Sensor map, not phenomena map

Plotting incident locations against US theater command coverage, the dataset traces a sensor-presence map: CENTCOM littorals, Aegean approaches, INDOPACOM perimeter, plus a domestic Western-US infrared cluster from helicopter-borne FBI assets. UAP encounters appear precisely where the US has cameras, and not elsewhere.

Performance vacuum

UAP appears 503 times. Hypersonic / instantaneous-acceleration / right-angle / hovering / no-propulsion / antigravity collectively under a dozen times. Either the kinematics live in the un-OCR'd FBI scans, or they have been redacted out, or this release has only declassified the fact of sighting and not its physical character.

Early-release directive trace

19 documents bear original declassification target dates between 2045 and 2049 — they have been released in 2026, on average 21 years early. The same officer signed off on 100+ of these declassifications, with OCR variants of his name forming a forensic cluster. The directive force behind this release was real, applied uniformly, and is visible in the metadata.

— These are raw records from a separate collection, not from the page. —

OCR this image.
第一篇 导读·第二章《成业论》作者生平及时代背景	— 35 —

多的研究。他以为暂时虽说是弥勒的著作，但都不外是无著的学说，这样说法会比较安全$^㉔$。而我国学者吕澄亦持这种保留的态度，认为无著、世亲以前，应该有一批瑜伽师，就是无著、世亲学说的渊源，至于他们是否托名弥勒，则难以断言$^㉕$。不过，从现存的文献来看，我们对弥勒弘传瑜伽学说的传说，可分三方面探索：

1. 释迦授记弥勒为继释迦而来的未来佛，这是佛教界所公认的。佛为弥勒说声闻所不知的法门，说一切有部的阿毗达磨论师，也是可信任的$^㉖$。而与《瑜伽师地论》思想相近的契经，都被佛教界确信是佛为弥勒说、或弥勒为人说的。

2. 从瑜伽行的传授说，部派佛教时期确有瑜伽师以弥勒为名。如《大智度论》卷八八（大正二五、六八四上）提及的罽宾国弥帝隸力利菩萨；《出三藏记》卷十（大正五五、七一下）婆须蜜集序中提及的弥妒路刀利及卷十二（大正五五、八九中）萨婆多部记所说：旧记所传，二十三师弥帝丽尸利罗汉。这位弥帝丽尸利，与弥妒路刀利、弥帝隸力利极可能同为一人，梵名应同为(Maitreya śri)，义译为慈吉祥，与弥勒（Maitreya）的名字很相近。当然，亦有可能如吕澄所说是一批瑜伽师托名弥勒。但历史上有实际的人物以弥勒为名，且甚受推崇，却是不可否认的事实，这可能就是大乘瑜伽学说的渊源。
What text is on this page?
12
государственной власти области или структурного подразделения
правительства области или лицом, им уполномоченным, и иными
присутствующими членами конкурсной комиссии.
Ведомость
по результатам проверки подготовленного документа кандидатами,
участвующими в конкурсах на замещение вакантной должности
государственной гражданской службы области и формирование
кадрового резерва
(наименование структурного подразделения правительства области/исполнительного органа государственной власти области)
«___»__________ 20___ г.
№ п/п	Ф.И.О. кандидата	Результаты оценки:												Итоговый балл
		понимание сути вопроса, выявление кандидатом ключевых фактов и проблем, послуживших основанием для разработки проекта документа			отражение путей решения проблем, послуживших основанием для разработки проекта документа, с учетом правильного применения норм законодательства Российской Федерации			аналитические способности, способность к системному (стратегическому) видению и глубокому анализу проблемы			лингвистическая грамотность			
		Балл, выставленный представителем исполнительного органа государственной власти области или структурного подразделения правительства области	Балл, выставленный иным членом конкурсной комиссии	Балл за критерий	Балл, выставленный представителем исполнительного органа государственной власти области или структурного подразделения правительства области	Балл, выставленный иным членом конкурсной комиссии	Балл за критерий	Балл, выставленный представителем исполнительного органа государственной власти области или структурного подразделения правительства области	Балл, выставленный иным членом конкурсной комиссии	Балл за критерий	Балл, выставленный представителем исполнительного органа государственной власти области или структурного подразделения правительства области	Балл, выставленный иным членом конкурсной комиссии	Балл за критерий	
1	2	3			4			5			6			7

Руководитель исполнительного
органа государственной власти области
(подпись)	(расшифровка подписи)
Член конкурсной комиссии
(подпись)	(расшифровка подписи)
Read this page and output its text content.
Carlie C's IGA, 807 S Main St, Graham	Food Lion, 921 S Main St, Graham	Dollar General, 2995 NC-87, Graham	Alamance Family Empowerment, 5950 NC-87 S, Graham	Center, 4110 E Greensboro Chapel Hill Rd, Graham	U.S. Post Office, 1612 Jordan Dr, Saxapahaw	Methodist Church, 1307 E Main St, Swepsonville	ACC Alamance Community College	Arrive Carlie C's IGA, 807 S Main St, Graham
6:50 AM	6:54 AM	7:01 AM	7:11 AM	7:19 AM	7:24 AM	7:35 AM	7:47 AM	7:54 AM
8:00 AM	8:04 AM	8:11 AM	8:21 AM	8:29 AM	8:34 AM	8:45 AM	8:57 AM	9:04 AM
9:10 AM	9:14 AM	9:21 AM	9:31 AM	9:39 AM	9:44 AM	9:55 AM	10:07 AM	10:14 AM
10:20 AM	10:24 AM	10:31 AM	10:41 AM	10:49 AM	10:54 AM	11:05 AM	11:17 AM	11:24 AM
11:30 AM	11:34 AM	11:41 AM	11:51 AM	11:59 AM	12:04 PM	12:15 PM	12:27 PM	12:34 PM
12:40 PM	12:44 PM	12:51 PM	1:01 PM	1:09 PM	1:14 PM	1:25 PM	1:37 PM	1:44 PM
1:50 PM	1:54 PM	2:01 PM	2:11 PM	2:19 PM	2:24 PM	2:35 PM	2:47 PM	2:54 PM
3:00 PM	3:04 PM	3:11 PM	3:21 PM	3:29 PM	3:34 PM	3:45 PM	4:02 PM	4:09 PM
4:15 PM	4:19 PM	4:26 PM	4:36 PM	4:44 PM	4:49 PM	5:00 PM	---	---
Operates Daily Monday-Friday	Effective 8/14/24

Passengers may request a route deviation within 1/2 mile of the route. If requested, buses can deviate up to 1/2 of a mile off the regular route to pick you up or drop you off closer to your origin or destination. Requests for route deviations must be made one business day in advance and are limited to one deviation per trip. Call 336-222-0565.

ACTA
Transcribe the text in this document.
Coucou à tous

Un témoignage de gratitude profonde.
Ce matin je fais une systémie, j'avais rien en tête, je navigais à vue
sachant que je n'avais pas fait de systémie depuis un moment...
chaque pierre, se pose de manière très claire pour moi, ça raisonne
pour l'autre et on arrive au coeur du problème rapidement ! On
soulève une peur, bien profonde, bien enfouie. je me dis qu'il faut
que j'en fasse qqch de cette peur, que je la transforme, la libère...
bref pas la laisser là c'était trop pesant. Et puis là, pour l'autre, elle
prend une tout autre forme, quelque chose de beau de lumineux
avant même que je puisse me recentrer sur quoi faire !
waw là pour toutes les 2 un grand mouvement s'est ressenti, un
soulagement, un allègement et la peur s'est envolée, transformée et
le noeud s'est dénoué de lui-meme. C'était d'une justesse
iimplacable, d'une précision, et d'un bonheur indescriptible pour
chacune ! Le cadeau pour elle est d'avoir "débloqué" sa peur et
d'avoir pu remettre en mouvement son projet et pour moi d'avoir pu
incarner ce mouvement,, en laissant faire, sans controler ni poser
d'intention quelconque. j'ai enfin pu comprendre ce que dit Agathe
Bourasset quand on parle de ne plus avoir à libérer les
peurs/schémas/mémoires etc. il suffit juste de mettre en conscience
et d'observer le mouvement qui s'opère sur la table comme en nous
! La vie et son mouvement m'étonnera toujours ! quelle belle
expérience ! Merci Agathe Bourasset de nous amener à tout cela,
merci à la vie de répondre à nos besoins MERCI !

Personnel privacy > phenomenology

(b)(6) personnel-privacy redactions outnumber (b)(1) classified-info redactions. The bulk of black ink in this release covers the names of operators and units, not the descriptions of what they saw. To the extent that this release withholds, it withholds who saw the UAPs more than what they were.

What an OCR pass would unlock

Independent OCR over the FBI 62-HQ-83894 sections (~1,800 pages) would roughly triple the textual corpus and bring the 1947–1968 era — currently invisible to text analysis — into the same analytical frame as the 2020–2024 mission reports. This is the single highest-leverage downstream task this release leaves on the table.